Mega Millions Results
On Tuesday night, December 16, 2025, the Mega Millions draw in Vermont produced a notable return: 20 24 46 59 65 after days of absence. Against an expected cadence of 1 in 12,103,014 draws, the gap registers as a clear deviation in timing that merits documentation in the historical record.
Winning numbers for 1 draw on December 16, 2025 in Vermont.
Draw times: Evening.
Our take on the Mega Millions results
December 16, 2025Mega Millions report — Tuesday night, December 16, 2025: 20 24 46 59 65 shows a notable pattern
On Tuesday night, December 16, 2025, the Mega Millions draw in Vermont produced a notable return: 20 24 46 59 65 after days of absence. Against an expected cadence of 1 in 12,103,014 draws, the gap registers as a clear deviation in timing that merits documentation in the historical record.
Overview
On Tuesday night, December 16, 2025, the Mega Millions draw in Vermont produced a notable return: 20 24 46 59 65 after days of absence. Against an expected cadence of 1 in 12,103,014 draws, the gap registers as a clear deviation in timing that merits documentation in the historical record.
Combo Profile
From a number-profile view, the outcome shows 5 distinct numbers with no repeats noted. The numbers span 20 to 65, a wide spread.
Why Droughts Matter
Extended absences like this provide context, not direction.

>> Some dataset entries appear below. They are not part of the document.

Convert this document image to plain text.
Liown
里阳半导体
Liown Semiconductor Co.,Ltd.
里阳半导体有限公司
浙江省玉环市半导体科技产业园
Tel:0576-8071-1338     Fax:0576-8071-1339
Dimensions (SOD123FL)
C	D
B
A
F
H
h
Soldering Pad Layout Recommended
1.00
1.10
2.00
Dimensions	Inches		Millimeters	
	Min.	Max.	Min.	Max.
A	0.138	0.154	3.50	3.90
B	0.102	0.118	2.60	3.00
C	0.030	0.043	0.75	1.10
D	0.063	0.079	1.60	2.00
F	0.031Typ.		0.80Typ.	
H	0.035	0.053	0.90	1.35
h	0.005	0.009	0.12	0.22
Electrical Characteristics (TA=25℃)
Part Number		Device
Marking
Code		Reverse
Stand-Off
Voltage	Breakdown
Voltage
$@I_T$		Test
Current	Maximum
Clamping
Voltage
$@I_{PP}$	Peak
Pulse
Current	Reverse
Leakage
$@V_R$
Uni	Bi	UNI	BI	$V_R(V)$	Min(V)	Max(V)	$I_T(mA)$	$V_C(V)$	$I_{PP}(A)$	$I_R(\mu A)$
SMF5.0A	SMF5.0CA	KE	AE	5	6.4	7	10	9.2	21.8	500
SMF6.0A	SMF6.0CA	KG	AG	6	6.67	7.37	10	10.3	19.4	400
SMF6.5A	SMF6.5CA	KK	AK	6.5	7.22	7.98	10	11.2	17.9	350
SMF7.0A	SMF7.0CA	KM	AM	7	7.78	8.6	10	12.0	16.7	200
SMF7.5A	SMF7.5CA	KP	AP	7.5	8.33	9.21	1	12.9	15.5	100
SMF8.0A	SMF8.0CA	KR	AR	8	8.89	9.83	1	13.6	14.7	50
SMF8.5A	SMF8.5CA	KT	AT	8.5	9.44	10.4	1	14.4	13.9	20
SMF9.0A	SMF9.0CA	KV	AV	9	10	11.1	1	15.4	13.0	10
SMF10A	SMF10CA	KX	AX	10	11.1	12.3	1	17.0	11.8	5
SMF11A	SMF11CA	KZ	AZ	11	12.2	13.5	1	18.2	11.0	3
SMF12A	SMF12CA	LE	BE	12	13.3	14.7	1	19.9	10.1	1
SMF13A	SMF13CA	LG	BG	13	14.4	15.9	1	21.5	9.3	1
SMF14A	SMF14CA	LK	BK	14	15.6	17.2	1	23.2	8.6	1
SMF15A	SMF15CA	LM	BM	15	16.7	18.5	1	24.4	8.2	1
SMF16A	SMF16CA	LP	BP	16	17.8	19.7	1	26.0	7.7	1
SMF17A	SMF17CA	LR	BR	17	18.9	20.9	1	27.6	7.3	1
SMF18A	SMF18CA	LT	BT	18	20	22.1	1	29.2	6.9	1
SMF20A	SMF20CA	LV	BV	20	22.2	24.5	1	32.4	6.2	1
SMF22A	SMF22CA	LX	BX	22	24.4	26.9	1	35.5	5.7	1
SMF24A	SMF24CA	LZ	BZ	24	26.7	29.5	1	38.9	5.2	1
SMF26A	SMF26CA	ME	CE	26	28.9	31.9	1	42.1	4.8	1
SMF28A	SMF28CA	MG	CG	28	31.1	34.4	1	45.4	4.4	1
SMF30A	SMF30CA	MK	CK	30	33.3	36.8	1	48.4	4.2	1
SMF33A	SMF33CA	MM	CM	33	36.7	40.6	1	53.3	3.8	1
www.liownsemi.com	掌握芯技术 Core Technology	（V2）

They show how randomness behaves across large samples and help analysts quantify how often the system deviates from its baseline cadence.
Data Notes
This analysis uses the draw results recorded for Tuesday night, December 16, 2025 and compares them against the observed historical cadence for the game. This is descriptive, based on frequency tracking - not predictive modeling.
From Stepzero
Importantly: this reporting is designed to sustain continuity in the archive as context for disciplined analysis. The aim is context, not a call to action.
Additional Context
Stability comes from the accumulation of entries. One draw alone does not define the pattern, but the record grows more reliable with each addition to the dataset. Long-horizon tracking is the only reliable way to separate short-term noise from persistent drift. By logging each outcome against its expected cadence, the system builds a distribution profile that becomes more stable as the sample grows.
Adding to the Long-Term Record
In the broader record, this entry adds a new point to the dataset to the long-horizon record. Reliability is a function of the growing record.